La scène qui vient de se dérouler au Niger rappelle celles qui ont eu lieu en août 2022 au Mali puis au Burkina Faso il y a quelques mois. Quelques militaires français actent formellement leur départ dans une dernière cérémonie de descente de drapeaux. Ils prennent ensuite la direction de la maison ou d’un pays voisin. En l’occurrence le Tchad pour une partie des hommes et du matériel partis vendredi du Niger. Le renversement de régime dans ce pays, comme au Mali et au Burkina, amène la fin de la présence militaire française dans cette partie du Sahel, une région qui va du Sénégal au Soudan.
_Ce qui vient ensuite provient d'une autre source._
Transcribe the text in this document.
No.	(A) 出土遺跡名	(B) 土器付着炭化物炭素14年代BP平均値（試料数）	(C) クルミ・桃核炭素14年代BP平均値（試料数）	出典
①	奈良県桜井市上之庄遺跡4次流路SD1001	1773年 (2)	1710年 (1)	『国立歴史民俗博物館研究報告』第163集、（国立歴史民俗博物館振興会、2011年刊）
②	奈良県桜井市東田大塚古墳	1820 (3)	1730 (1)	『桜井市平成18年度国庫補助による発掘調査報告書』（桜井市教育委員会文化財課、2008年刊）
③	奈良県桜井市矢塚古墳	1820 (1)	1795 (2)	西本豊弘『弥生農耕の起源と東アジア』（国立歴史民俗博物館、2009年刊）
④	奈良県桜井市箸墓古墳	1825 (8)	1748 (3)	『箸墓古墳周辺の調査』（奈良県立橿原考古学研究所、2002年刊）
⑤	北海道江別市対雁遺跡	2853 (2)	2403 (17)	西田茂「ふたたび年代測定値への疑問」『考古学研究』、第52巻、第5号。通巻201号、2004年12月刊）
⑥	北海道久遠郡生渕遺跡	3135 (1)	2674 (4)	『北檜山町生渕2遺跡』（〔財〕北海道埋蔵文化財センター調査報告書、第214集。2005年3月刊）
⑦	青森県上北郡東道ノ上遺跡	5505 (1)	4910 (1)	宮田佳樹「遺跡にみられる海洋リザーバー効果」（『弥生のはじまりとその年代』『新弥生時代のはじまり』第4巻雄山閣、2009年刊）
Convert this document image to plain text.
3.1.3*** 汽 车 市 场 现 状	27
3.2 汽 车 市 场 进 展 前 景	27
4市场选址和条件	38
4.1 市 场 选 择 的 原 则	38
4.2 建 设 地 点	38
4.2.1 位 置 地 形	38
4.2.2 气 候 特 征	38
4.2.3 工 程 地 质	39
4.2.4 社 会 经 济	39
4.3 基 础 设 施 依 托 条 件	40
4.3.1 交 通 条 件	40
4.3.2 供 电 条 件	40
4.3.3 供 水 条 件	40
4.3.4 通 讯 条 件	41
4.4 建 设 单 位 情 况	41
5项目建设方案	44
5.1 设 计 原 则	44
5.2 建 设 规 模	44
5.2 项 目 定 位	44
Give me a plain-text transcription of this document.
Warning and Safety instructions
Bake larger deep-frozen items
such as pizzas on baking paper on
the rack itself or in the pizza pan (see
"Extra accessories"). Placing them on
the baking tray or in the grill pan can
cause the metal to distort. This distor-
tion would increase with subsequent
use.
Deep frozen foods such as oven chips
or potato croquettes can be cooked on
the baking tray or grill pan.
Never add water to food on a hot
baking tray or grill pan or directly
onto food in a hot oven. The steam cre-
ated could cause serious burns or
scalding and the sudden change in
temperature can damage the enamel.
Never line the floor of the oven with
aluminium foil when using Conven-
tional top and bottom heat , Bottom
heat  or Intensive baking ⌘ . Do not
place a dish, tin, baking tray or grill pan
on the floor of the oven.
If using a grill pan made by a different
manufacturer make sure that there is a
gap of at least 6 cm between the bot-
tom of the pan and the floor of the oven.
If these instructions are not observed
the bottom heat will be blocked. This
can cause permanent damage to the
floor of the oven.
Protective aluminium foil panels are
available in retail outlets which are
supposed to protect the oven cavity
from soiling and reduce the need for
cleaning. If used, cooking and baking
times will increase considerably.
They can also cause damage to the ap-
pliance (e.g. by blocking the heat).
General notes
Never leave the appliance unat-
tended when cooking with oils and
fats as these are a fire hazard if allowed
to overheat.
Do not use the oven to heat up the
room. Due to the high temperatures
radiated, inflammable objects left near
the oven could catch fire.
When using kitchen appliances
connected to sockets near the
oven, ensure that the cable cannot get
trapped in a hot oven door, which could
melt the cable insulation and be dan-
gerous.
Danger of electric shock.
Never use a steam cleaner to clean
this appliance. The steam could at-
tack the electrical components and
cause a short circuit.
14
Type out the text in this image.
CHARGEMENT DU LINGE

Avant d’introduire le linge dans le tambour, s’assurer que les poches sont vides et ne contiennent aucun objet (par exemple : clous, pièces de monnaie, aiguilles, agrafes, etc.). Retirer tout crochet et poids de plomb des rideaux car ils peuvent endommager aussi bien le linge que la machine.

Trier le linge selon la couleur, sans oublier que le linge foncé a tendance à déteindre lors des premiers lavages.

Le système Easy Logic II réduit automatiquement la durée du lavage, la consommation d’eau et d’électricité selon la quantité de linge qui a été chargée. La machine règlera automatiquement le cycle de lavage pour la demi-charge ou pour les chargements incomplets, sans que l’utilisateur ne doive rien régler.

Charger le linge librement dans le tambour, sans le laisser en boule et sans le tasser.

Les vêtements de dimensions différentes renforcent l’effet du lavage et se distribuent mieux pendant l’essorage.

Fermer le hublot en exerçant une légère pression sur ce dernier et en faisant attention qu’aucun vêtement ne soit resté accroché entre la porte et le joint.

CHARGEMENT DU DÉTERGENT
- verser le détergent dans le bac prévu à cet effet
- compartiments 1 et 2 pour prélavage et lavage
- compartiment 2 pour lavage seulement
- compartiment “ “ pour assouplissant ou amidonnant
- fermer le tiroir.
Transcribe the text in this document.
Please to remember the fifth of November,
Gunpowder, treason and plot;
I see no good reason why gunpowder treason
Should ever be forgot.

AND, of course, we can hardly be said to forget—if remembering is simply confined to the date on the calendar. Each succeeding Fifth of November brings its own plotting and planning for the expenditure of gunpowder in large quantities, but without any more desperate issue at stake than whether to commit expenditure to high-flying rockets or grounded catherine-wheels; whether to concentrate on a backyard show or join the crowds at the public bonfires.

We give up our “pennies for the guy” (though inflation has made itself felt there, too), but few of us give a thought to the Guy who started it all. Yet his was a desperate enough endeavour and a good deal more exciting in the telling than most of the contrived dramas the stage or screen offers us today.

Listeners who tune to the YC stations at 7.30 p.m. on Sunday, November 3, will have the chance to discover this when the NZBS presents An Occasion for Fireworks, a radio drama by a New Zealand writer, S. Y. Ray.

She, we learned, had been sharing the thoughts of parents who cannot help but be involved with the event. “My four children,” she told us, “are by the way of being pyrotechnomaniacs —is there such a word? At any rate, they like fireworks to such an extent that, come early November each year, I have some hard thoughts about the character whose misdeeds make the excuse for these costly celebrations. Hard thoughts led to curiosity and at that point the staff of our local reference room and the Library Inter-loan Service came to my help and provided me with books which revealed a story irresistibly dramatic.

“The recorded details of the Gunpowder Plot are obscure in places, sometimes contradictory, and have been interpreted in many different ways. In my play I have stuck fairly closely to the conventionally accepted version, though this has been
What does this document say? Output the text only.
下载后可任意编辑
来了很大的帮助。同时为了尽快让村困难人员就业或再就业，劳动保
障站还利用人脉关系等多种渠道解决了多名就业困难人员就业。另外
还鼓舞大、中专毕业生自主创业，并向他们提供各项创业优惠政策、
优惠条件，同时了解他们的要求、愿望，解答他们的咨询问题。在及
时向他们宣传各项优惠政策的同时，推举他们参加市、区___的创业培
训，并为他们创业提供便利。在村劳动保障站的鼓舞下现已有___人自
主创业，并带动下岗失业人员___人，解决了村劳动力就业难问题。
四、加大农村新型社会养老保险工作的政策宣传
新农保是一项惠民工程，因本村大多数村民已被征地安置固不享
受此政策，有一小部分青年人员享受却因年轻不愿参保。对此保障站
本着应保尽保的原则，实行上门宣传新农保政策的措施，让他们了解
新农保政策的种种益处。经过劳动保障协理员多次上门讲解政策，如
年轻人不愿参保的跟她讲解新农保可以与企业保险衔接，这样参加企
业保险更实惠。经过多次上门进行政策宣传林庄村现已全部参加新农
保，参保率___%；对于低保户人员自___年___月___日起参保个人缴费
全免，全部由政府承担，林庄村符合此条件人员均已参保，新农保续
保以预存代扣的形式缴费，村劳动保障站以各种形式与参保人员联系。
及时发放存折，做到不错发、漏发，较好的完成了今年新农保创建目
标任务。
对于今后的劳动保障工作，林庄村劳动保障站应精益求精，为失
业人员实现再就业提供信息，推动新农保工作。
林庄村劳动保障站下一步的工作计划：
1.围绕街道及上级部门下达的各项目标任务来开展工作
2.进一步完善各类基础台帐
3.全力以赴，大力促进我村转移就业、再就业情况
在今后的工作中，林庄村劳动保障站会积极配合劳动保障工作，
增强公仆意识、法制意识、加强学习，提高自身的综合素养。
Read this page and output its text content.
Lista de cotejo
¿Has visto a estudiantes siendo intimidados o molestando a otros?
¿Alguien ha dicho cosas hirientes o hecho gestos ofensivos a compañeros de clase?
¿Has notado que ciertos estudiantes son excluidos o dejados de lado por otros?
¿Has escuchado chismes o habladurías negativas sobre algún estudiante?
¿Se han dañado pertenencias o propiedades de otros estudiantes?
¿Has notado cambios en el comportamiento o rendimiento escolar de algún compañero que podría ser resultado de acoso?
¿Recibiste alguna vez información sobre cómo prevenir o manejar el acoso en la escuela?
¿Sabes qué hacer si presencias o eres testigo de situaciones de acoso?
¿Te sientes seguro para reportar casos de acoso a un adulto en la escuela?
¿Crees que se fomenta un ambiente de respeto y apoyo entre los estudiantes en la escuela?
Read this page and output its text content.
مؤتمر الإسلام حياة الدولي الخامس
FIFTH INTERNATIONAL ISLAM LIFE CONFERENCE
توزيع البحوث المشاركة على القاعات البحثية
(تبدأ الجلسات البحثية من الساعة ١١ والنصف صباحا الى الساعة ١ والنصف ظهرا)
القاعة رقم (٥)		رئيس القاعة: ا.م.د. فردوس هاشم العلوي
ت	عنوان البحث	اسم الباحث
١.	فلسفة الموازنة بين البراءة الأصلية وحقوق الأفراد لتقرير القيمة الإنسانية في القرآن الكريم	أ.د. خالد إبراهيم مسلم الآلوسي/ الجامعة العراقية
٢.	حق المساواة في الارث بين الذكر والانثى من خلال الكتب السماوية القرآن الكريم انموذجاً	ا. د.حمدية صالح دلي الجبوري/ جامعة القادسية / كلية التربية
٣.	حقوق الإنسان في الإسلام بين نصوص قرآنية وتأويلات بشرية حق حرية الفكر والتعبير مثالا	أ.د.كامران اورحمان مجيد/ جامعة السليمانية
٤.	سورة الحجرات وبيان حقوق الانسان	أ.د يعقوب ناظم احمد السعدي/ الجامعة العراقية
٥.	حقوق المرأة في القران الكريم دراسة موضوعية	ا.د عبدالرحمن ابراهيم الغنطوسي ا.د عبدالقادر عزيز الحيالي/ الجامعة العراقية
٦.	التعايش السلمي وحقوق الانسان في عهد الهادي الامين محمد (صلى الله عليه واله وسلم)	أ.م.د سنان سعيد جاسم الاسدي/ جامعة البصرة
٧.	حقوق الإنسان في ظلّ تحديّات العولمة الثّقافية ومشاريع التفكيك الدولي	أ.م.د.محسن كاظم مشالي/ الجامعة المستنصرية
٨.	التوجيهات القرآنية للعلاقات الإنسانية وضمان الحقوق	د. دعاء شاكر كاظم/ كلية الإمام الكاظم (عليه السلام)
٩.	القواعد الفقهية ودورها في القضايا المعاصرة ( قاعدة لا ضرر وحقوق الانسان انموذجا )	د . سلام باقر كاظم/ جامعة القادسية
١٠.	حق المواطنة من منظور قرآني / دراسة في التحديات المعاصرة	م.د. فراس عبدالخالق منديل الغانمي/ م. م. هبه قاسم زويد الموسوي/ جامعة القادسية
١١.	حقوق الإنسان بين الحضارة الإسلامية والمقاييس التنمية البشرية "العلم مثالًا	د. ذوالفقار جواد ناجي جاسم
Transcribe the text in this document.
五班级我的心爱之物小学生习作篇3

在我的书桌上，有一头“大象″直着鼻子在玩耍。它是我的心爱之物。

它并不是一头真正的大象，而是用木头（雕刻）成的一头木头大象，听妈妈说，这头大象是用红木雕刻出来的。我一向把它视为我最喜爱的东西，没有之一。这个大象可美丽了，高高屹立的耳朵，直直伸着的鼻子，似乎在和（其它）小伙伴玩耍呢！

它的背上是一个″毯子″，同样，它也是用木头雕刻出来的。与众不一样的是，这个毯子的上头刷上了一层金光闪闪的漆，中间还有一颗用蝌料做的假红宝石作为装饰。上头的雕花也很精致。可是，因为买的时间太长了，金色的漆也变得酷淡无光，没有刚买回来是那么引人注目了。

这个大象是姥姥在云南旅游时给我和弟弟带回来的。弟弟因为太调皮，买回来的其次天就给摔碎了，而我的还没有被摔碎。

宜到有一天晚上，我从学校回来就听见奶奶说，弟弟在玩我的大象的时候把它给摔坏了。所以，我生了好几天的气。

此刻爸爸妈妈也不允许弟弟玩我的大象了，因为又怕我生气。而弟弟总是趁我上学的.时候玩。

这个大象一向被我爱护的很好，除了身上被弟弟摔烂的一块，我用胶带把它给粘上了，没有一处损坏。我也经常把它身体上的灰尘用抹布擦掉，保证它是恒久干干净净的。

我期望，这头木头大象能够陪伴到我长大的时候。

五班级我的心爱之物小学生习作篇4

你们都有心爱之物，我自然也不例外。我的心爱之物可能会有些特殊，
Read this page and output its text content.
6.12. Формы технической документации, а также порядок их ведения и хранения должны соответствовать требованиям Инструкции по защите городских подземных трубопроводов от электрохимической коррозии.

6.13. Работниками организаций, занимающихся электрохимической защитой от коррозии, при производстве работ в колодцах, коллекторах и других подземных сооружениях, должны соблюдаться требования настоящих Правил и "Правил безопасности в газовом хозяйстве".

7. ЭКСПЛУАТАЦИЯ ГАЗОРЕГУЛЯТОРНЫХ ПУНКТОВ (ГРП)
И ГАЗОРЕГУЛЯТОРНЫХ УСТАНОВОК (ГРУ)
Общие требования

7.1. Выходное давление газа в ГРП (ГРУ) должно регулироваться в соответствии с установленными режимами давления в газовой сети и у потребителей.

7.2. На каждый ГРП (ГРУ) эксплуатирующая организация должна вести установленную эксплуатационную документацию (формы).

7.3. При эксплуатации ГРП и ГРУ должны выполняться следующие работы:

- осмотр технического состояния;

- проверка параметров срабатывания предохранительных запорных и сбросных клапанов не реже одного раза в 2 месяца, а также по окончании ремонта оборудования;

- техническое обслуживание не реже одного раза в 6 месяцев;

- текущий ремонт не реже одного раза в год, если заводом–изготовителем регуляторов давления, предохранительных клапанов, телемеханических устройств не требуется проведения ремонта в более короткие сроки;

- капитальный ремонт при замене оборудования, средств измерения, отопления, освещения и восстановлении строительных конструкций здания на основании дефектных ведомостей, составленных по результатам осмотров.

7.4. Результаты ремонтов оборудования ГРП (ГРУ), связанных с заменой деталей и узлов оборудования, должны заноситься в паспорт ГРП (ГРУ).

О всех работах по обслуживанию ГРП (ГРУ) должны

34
C’est un échec considérable pour la diplomatie mais aussi pour le renseignement français qui n’ont pas anticipé les bouleversements régionaux en cours. Dans le cas du Niger cela clôt une séquence très tendue. Après le coup d’État cet été, les putschistes ont engagé un bras de fer avec Paris sous la forme d’un blocus autour de l’ambassade de France. Elle a définitivement fermé jeudi dernier. Ça n’a pas été le cas au Mali et au Burkina Faso. Le Niger fait désormais partie des rares nations au monde, avec la Syrie, l’Afghanistan et le Yémen, entre autres, qui n’ont pas d’ambassade de France sur leur sol.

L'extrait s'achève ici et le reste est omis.